Un bus Atc della linea 37 diventa simbolo di quel 2 agosto perché si trasforma in un improvvisato carro funebre che fa la spola con l'obitorio di via Irnerio, a poca distanza, per trasportare le salme. Le ambulanze servono invece per i feriti che vengono smistati in tutti gli ospedali, dove rientrano in servizio medici e infermieri. L'autobus 37 è sempre più protagonista delle commemorazioni: nel 2017 è stato riportato in piazza Medaglie d'Oro, e nel 2018 prende parte al corteo dall'incrocio con via Irnerio fino alla stazione.
In stazione dopo l'esplosione arriva il presidente della Repubblica, Sandro Pertini, commosso e angosciato, mentre tutt'intorno una catena umana continua a spostare detriti nella speranza di trovare qualcuno ancora in vita. Quella stessa sera piazza Maggiore si riempie per una manifestazione, la prima risposta di mobilitazione politica per chiedere giustizia e verità, mentre all'obitorio si continua a tentare di dare un nome alle salme. Un'identità a cui si risale a volte solo grazie a brandelli di indumenti o di documenti, a un anello, ai resti di una catenina.

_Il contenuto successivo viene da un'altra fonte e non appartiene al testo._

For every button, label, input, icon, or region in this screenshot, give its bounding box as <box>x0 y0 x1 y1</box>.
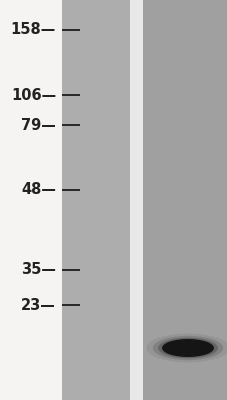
Text: 79—: 79— <box>21 118 56 132</box>
Bar <box>142 0 227 400</box>
Ellipse shape <box>146 334 227 362</box>
Text: 35—: 35— <box>21 262 56 278</box>
Ellipse shape <box>152 336 222 360</box>
Bar <box>62 0 129 400</box>
Ellipse shape <box>157 338 217 358</box>
Bar <box>0 0 62 400</box>
Bar <box>129 0 142 400</box>
Ellipse shape <box>161 339 213 357</box>
Text: 158—: 158— <box>11 22 56 38</box>
Text: 23—: 23— <box>21 298 56 312</box>
Text: 106—: 106— <box>11 88 56 102</box>
Text: 48—: 48— <box>21 182 56 198</box>
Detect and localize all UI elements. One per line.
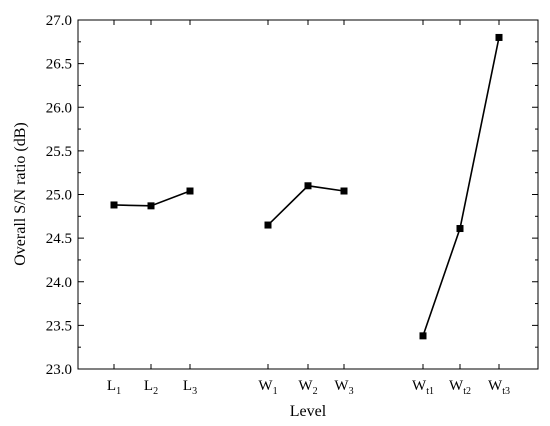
x-tick-label-sub: t2 xyxy=(463,386,471,397)
x-tick-label: L2 xyxy=(144,378,158,397)
x-tick-label: L3 xyxy=(183,378,197,397)
x-tick-label: L1 xyxy=(107,378,121,397)
x-tick-label-main: L xyxy=(144,378,153,394)
x-axis-ticks: L1 L2 L3 W1 W2 W3 Wt1 Wt2 Wt3 xyxy=(107,20,510,397)
x-tick-label: W1 xyxy=(258,378,277,397)
data-point-marker xyxy=(110,201,118,209)
x-tick-label-sub: t3 xyxy=(502,386,510,397)
data-point-marker xyxy=(495,33,503,41)
x-tick-label-sub: 2 xyxy=(313,386,318,397)
data-point-marker xyxy=(340,187,348,195)
x-tick-label-main: W xyxy=(334,378,349,394)
x-tick-label-main: W xyxy=(258,378,273,394)
x-tick-label-main: L xyxy=(183,378,192,394)
x-tick-label-main: W xyxy=(449,378,464,394)
y-tick-label: 26.0 xyxy=(46,100,72,116)
data-point-marker xyxy=(304,182,312,190)
x-tick-label-main: L xyxy=(107,378,116,394)
y-tick-label: 24.0 xyxy=(46,275,72,291)
y-tick-label: 25.0 xyxy=(46,188,72,204)
x-tick-label-main: W xyxy=(412,378,427,394)
x-tick-label-sub: t1 xyxy=(426,386,434,397)
x-axis-title: Level xyxy=(290,403,327,420)
data-point-marker xyxy=(147,202,155,210)
x-tick-label: Wt1 xyxy=(412,378,434,397)
y-tick-label: 25.5 xyxy=(46,144,72,160)
x-tick-label-sub: 3 xyxy=(192,386,197,397)
series-line-3 xyxy=(422,37,500,337)
data-point-marker xyxy=(419,332,427,340)
y-tick-label: 26.5 xyxy=(46,57,72,73)
x-tick-label-sub: 1 xyxy=(273,386,278,397)
x-tick-label: Wt2 xyxy=(449,378,471,397)
y-axis-ticks: 23.0 23.5 24.0 24.5 25.0 25.5 26.0 26.5 27.0 xyxy=(46,13,538,378)
data-point-marker xyxy=(264,221,272,229)
x-tick-label-main: W xyxy=(488,378,503,394)
x-tick-label-sub: 2 xyxy=(153,386,158,397)
series-lines xyxy=(110,33,503,340)
y-tick-label: 24.5 xyxy=(46,231,72,247)
y-tick-label: 27.0 xyxy=(46,13,72,29)
x-tick-label: W2 xyxy=(298,378,317,397)
y-axis-title: Overall S/N ratio (dB) xyxy=(12,122,29,266)
x-tick-label-sub: 3 xyxy=(349,386,354,397)
y-tick-label: 23.5 xyxy=(46,318,72,334)
series-line-2 xyxy=(267,184,345,226)
x-tick-label-main: W xyxy=(298,378,313,394)
y-tick-label: 23.0 xyxy=(46,362,72,378)
x-tick-label-sub: 1 xyxy=(116,386,121,397)
x-tick-label: Wt3 xyxy=(488,378,510,397)
x-tick-label: W3 xyxy=(334,378,353,397)
data-point-marker xyxy=(456,225,464,233)
data-point-marker xyxy=(186,187,194,195)
plot-frame xyxy=(77,19,539,370)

Il giorno dei funerali, il sindaco Renato Zangheri ricorda come lo stesso copione fosse stato già vissuto sei anni prima, il 4 agosto 1974, sull'Italicus a San Benedetto Val di Sambro, con 12 morti e 44 feriti. Le prime ipotesi investigative parlano dello scoppio di una caldaia, ma nel punto dell'esplosione non ci sono caldaie. La fuga di gas viene presto scartata per lasciare spazio alla vera causa della strage: una bomba ad alto potenziale.

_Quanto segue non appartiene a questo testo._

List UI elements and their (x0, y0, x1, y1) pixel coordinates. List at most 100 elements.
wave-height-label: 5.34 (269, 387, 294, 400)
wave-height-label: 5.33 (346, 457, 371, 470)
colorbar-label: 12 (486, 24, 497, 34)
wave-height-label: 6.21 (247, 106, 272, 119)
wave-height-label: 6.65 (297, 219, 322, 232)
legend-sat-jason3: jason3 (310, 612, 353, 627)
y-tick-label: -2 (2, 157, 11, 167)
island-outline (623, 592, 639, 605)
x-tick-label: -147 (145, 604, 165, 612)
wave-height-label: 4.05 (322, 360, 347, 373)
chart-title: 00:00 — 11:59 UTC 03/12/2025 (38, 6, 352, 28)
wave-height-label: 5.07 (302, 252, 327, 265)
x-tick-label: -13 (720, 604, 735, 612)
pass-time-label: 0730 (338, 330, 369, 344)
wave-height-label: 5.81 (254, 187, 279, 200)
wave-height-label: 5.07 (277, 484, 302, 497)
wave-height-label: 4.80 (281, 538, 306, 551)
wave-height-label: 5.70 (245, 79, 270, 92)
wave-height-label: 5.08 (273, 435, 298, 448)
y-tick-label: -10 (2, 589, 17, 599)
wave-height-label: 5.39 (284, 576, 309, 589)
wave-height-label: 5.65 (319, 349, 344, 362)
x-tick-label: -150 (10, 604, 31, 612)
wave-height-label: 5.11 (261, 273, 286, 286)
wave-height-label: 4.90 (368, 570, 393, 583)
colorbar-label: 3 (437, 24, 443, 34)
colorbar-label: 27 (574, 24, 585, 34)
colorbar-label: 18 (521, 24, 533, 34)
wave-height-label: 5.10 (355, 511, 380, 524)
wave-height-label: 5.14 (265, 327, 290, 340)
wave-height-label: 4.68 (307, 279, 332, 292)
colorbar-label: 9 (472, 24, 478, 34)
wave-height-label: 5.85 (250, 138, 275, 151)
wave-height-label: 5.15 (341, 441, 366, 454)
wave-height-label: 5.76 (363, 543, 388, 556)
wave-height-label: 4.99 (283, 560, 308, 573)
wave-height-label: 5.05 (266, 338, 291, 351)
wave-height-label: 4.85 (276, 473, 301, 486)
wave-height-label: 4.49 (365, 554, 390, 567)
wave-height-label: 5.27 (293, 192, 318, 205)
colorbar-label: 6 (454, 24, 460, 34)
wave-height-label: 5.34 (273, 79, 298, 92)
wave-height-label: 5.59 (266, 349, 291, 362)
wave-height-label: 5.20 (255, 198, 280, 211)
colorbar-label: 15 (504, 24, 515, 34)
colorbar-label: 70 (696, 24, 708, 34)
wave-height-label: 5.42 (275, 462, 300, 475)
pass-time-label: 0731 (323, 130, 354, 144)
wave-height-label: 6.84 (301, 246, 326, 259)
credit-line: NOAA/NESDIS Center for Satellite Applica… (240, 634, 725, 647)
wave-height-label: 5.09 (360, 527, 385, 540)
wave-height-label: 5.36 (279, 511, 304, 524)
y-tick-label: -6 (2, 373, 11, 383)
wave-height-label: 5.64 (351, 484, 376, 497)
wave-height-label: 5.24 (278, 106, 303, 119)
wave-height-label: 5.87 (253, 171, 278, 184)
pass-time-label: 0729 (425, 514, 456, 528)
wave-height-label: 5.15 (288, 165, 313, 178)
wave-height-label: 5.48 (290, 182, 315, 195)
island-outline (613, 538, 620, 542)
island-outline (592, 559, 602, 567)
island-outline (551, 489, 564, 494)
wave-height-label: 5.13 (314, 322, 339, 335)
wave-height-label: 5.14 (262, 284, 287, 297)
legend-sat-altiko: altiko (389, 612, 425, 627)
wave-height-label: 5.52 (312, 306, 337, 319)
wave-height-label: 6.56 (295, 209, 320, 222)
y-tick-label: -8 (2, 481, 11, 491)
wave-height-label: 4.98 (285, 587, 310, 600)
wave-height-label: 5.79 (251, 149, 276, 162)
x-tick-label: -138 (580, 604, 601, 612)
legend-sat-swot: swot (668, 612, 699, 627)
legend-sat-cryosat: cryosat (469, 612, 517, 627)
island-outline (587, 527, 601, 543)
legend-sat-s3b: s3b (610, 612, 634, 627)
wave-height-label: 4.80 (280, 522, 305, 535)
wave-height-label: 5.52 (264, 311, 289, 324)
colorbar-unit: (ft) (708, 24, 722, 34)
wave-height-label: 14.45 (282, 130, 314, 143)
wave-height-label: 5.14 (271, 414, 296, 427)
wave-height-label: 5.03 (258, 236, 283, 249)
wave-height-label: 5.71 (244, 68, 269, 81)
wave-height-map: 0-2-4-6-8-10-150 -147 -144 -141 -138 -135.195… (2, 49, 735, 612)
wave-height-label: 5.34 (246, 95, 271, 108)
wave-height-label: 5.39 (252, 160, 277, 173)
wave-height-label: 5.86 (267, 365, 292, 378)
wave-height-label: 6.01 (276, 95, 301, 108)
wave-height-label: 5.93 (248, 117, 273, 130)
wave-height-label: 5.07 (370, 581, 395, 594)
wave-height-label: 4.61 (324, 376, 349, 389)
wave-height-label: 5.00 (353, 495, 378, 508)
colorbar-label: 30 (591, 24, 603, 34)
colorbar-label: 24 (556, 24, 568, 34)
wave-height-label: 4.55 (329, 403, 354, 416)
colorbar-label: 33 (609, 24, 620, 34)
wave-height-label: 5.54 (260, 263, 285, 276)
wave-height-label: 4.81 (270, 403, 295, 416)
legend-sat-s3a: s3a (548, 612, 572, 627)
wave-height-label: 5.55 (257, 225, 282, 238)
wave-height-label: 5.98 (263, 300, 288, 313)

Quasi 40 anni dopo, la memoria della strage è tenuta viva dalla cittadinanza, e dalle Associazioni dei familiari delle vittime, che chiedono di conoscere tutta la verità sulla strage, soprattutto sui suoi mandanti. Alla fine di un lunga serie di processi, sono definitive dal 1995 le condanne all'ergastolo, come esecutori della strage, di Valerio Fioravanti e Francesca Mambro, dei Nar, gruppo terroristico di estrema destra attivo tra fine anni '70 e primi '80. Nel 2007 la Cassazione ha confermato la condanna a 30 anni anche per un altro ex Nar, Luigi Ciavardini, minorenne all'epoca. Sempre la Cassazione, nel novembre 1995, ha confermato le condanne per Licio Gelli (10 anni), Francesco Pazienza (10) e degli ex ufficiali del Sismi Pietro Musumeci (8 e 5 mesi) e Giuseppe Belmonte (7 e 11 mesi) per i depistaggi alle indagini.

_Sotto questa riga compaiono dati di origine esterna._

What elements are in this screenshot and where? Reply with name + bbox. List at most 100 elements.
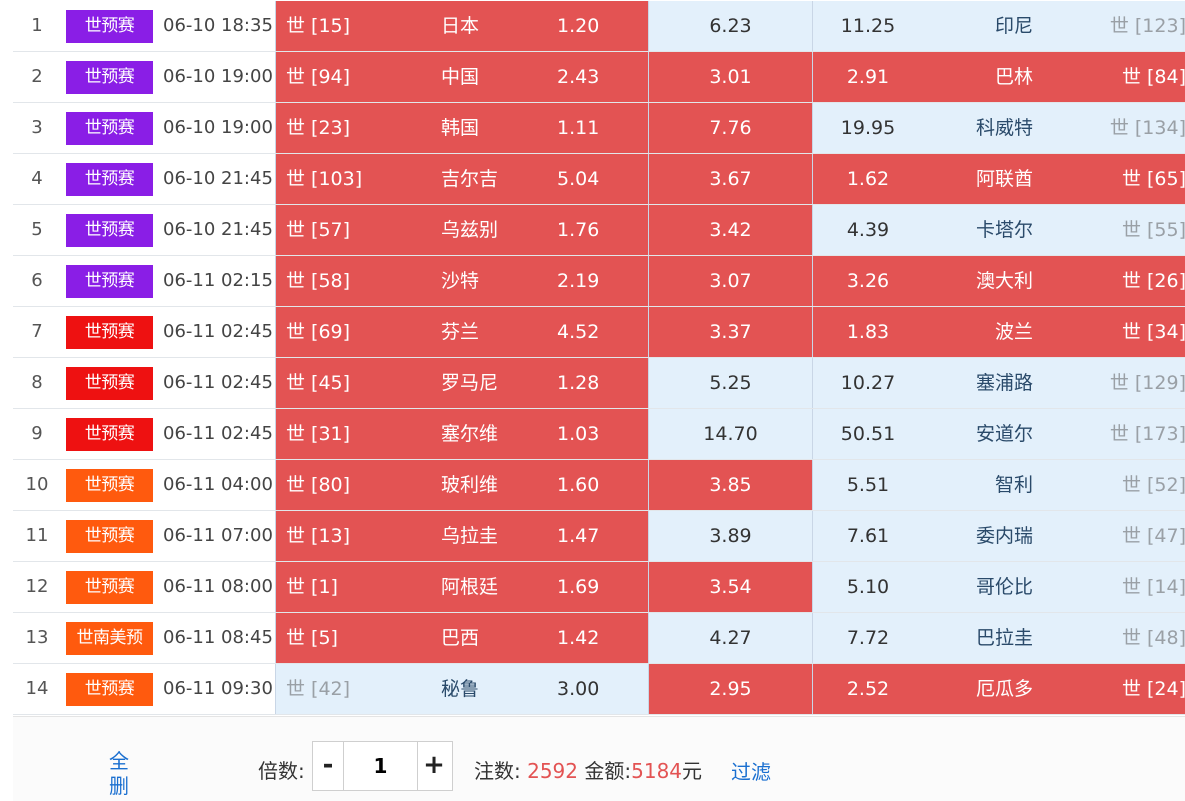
- draw-option[interactable]: 3.37: [648, 307, 812, 357]
- away-win-option[interactable]: 7.61 委内瑞 世 [47]: [812, 511, 1185, 561]
- home-rank: 世 [15]: [286, 15, 351, 37]
- home-win-option[interactable]: 世 [31] 塞尔维 1.03: [275, 409, 648, 459]
- home-team: 乌拉圭: [441, 525, 499, 547]
- home-win-option[interactable]: 世 [57] 乌兹别 1.76: [275, 205, 648, 255]
- league-cell: 世预赛: [66, 358, 154, 408]
- league-badge[interactable]: 世预赛: [66, 112, 153, 145]
- match-list: 1 世预赛 06-10 18:35 世 [15] 日本 1.20 6.23 11.25 印尼世 …: [13, 1, 1185, 715]
- draw-option[interactable]: 7.76: [648, 103, 812, 153]
- match-index: 14: [25, 678, 49, 699]
- league-cell: 世预赛: [66, 1, 154, 51]
- home-win-option[interactable]: 世 [13] 乌拉圭 1.47: [275, 511, 648, 561]
- match-time: 06-10 18:35: [163, 15, 273, 36]
- home-rank: 世 [5]: [286, 627, 338, 649]
- away-win-option[interactable]: 2.52 厄瓜多 世 [24]: [812, 664, 1185, 714]
- home-win-option[interactable]: 世 [1] 阿根廷 1.69: [275, 562, 648, 612]
- league-badge[interactable]: 世南美预: [66, 622, 153, 655]
- plus-button[interactable]: +: [423, 750, 445, 780]
- match-row: 14 世预赛 06-11 09:30 世 [42] 秘鲁 3.00 2.95 2.52 厄瓜多 世…: [13, 664, 1185, 715]
- home-team: 吉尔吉: [441, 168, 499, 190]
- draw-option[interactable]: 2.95: [648, 664, 812, 714]
- home-win-option[interactable]: 世 [5] 巴西 1.42: [275, 613, 648, 663]
- draw-option[interactable]: 14.70: [648, 409, 812, 459]
- league-badge[interactable]: 世预赛: [66, 163, 153, 196]
- bets-count: 2592: [527, 759, 579, 783]
- league-badge[interactable]: 世预赛: [66, 214, 153, 247]
- delete-all-button[interactable]: 全删: [109, 749, 129, 798]
- draw-option[interactable]: 3.01: [648, 52, 812, 102]
- league-badge[interactable]: 世预赛: [66, 469, 153, 502]
- league-badge[interactable]: 世预赛: [66, 367, 153, 400]
- away-team: 澳大利: [975, 270, 1033, 292]
- draw-option[interactable]: 3.89: [648, 511, 812, 561]
- away-win-option[interactable]: 10.27 塞浦路 世 [129]: [812, 358, 1185, 408]
- away-team: 智利: [994, 474, 1033, 496]
- home-win-option[interactable]: 世 [80] 玻利维 1.60: [275, 460, 648, 510]
- away-team: 安道尔: [975, 423, 1033, 445]
- league-cell: 世南美预: [66, 613, 154, 663]
- draw-option[interactable]: 3.85: [648, 460, 812, 510]
- home-win-option[interactable]: 世 [58] 沙特 2.19: [275, 256, 648, 306]
- minus-button[interactable]: -: [322, 750, 334, 780]
- draw-option[interactable]: 3.67: [648, 154, 812, 204]
- draw-odds: 6.23: [709, 15, 752, 37]
- multiplier-input[interactable]: [343, 742, 418, 790]
- league-badge[interactable]: 世预赛: [66, 520, 153, 553]
- home-win-option[interactable]: 世 [42] 秘鲁 3.00: [275, 664, 648, 714]
- home-win-option[interactable]: 世 [15] 日本 1.20: [275, 1, 648, 51]
- league-badge[interactable]: 世预赛: [66, 418, 153, 451]
- league-badge[interactable]: 世预赛: [66, 61, 153, 94]
- home-rank: 世 [1]: [286, 576, 338, 598]
- match-index: 11: [25, 525, 49, 546]
- draw-option[interactable]: 3.42: [648, 205, 812, 255]
- draw-option[interactable]: 3.07: [648, 256, 812, 306]
- away-win-option[interactable]: 19.95 科威特 世 [134]: [812, 103, 1185, 153]
- away-win-option[interactable]: 11.25 印尼 世 [123]: [812, 1, 1185, 51]
- draw-option[interactable]: 6.23: [648, 1, 812, 51]
- draw-option[interactable]: 3.54: [648, 562, 812, 612]
- away-odds: 2.91: [846, 66, 890, 88]
- league-badge[interactable]: 世预赛: [66, 571, 153, 604]
- away-odds: 5.10: [846, 576, 890, 598]
- draw-odds: 5.25: [709, 372, 752, 394]
- league-badge[interactable]: 世预赛: [66, 10, 153, 43]
- league-cell: 世预赛: [66, 511, 154, 561]
- match-time: 06-11 09:30: [163, 678, 273, 699]
- away-win-option[interactable]: 7.72 巴拉圭 世 [48]: [812, 613, 1185, 663]
- away-win-option[interactable]: 3.26 澳大利 世 [26]: [812, 256, 1185, 306]
- league-cell: 世预赛: [66, 562, 154, 612]
- home-team: 韩国: [441, 117, 480, 139]
- away-win-option[interactable]: 5.51 智利 世 [52]: [812, 460, 1185, 510]
- home-win-option[interactable]: 世 [45] 罗马尼 1.28: [275, 358, 648, 408]
- home-win-option[interactable]: 世 [103] 吉尔吉 5.04: [275, 154, 648, 204]
- away-win-option[interactable]: 1.83 波兰 世 [34]: [812, 307, 1185, 357]
- away-odds: 11.25: [840, 15, 896, 37]
- home-win-option[interactable]: 世 [94] 中国 2.43: [275, 52, 648, 102]
- away-rank: 世 [123]: [1109, 15, 1185, 37]
- away-win-option[interactable]: 2.91 巴林 世 [84]: [812, 52, 1185, 102]
- home-win-option[interactable]: 世 [23] 韩国 1.11: [275, 103, 648, 153]
- draw-odds: 2.95: [709, 678, 752, 700]
- home-team: 中国: [441, 66, 480, 88]
- league-cell: 世预赛: [66, 256, 154, 306]
- away-odds: 7.72: [846, 627, 890, 649]
- away-win-option[interactable]: 1.62 阿联酋 世 [65]: [812, 154, 1185, 204]
- league-badge[interactable]: 世预赛: [66, 673, 153, 706]
- away-rank: 世 [134]: [1109, 117, 1185, 139]
- filter-link[interactable]: 过滤: [731, 760, 771, 784]
- match-index: 10: [25, 474, 49, 495]
- multiplier-label: 倍数:: [258, 759, 305, 783]
- home-win-option[interactable]: 世 [69] 芬兰 4.52: [275, 307, 648, 357]
- match-index: 7: [31, 321, 43, 342]
- match-index: 1: [31, 15, 43, 36]
- match-time: 06-11 02:45: [163, 372, 273, 393]
- home-team: 乌兹别: [441, 219, 499, 241]
- away-win-option[interactable]: 50.51 安道尔 世 [173]: [812, 409, 1185, 459]
- away-win-option[interactable]: 5.10 哥伦比 世 [14]: [812, 562, 1185, 612]
- away-win-option[interactable]: 4.39 卡塔尔 世 [55]: [812, 205, 1185, 255]
- draw-option[interactable]: 5.25: [648, 358, 812, 408]
- away-odds: 50.51: [840, 423, 896, 445]
- draw-option[interactable]: 4.27: [648, 613, 812, 663]
- league-badge[interactable]: 世预赛: [66, 265, 153, 298]
- league-badge[interactable]: 世预赛: [66, 316, 153, 349]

A quasi 38 anni dai fatti, ha poi preso il via alla fine del 2017 un nuovo processo sull'attentato. Gilberto Cavallini, 65 anni, ex Nar, ergastolano in semilibertà, è imputato davanti alla Corte di Assise per rispondere di concorso nella strage. L'accusa è di aver aiutato e supportato Valerio Fioravanti, Francesca Mambro e Luigi Ciavardini: Cavallini li avrebbe alloggiati in Veneto, fornendo documenti falsi e poi anche la vettura per il viaggio da Padova a Bologna. A questa imputazione la Procura bolognese è arrivata sulla base di una rilettura aggiornata degli atti e su impulso degli esposti dell'Associazione dei familiari delle vittime che da tempo chiede alla magistratura di approfondire tanti aspetti della strage rimasti oscuri.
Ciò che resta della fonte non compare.